The results were catastrophic; all thirty two Firemen at the school as well as two Firewomen (1941 ranks used) were killed outright. It was - and remains - the largest loss of Fire Service personnel in a single incident in British history.

The grim task of recovery (Firemen Remembered)

The ceremony was presided over by Stephanie Maltman of the charity Firemen Remembered and the Rev'd Cathy Wyles; it was attended by Steve Dudeney, the former London Fire Brigade Borough Commander for the area when the original plaque was unveiled, as well as members of the present day Beckenham and Bow Fire Stations. As always, it was an extremely moving ceremony, especially as the names of the fallen were read.

Stephanie Maltman and the Rev'd Cathy Wyles (author's photo)

Fire Brigade guests, past and present (author's photo)

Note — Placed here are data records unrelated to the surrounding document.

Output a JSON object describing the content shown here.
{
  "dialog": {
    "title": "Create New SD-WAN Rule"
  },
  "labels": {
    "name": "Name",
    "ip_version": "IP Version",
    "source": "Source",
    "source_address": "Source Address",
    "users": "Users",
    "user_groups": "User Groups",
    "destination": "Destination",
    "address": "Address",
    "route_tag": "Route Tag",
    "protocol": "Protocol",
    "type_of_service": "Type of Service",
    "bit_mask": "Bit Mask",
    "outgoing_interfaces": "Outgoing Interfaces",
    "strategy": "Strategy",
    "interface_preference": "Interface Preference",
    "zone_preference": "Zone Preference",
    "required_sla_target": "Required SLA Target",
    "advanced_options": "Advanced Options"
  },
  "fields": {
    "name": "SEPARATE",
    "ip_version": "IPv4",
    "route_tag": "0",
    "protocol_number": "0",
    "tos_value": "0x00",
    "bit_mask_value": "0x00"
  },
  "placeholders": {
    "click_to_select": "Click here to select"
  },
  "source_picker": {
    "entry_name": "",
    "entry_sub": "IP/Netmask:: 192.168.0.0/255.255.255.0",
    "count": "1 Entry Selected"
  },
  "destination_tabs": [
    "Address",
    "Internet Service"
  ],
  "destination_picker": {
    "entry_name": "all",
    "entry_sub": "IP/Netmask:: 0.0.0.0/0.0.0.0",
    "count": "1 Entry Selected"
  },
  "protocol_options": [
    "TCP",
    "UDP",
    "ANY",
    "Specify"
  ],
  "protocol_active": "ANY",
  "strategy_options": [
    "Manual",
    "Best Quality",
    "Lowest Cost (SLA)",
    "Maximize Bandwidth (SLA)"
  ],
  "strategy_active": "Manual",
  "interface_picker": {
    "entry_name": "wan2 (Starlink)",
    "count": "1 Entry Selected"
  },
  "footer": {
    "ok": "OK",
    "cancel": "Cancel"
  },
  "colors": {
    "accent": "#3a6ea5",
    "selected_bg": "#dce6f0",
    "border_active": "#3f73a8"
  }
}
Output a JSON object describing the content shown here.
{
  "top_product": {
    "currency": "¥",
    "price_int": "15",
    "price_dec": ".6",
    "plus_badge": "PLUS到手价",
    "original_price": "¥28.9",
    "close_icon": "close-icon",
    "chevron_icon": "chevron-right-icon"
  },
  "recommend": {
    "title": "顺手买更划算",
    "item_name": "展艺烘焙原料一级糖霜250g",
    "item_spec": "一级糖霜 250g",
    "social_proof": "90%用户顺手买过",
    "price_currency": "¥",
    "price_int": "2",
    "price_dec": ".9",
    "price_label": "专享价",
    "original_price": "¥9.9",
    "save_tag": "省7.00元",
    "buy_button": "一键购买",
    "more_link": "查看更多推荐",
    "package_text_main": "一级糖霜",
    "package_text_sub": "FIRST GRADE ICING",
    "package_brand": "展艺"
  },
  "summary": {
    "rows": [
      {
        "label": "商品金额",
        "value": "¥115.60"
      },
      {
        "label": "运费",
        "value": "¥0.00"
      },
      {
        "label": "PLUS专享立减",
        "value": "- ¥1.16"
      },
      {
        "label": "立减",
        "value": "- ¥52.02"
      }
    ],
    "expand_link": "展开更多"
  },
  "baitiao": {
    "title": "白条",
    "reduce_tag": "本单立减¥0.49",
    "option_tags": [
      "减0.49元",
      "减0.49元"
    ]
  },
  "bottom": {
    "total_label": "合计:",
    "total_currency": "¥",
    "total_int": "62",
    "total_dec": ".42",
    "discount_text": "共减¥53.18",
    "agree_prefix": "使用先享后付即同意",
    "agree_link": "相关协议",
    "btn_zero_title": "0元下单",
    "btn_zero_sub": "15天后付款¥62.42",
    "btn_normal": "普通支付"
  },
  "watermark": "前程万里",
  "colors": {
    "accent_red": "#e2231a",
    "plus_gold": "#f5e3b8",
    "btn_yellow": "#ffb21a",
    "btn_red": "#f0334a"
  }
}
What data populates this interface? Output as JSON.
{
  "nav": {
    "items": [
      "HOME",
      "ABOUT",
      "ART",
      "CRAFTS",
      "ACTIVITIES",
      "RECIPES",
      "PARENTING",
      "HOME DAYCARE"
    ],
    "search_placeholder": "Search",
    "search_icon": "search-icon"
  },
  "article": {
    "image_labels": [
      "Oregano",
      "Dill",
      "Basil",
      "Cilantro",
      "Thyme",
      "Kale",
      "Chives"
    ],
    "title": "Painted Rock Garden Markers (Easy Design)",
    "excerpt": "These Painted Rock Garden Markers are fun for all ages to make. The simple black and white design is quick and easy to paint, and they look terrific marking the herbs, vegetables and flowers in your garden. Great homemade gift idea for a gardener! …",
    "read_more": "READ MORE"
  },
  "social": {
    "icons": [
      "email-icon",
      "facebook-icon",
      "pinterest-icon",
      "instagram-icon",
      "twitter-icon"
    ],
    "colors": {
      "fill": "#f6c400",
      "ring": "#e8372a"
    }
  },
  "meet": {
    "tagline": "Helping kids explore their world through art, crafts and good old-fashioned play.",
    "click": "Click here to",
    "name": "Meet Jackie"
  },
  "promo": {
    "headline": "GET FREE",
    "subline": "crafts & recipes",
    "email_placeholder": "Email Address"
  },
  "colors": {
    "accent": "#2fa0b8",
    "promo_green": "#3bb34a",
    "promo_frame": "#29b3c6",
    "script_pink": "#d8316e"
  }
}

After the ceremony, we repaired to the school for tea and cakes but before we did, the School Caretaker invited us to the rear of the school buildings, where he showed us the splinter-strewn car park walls, the only part of the original school still standing, mute witnesses to an appalling horror. The walls had been slated for demolition a few years ago, he told us but the-then Head Teacher had mounted a campaign to save them, which ensured that they are now listed and saved for future generations to see.

Splinter strewn wall at Old Palace School (author's photo)

Splinter strewn walls (author's photo)

Thanks are due, as always to Stephanie Maltman and Bill Hickin of Firemen Remembered for organising the ceremony and for inviting yours truly to attend.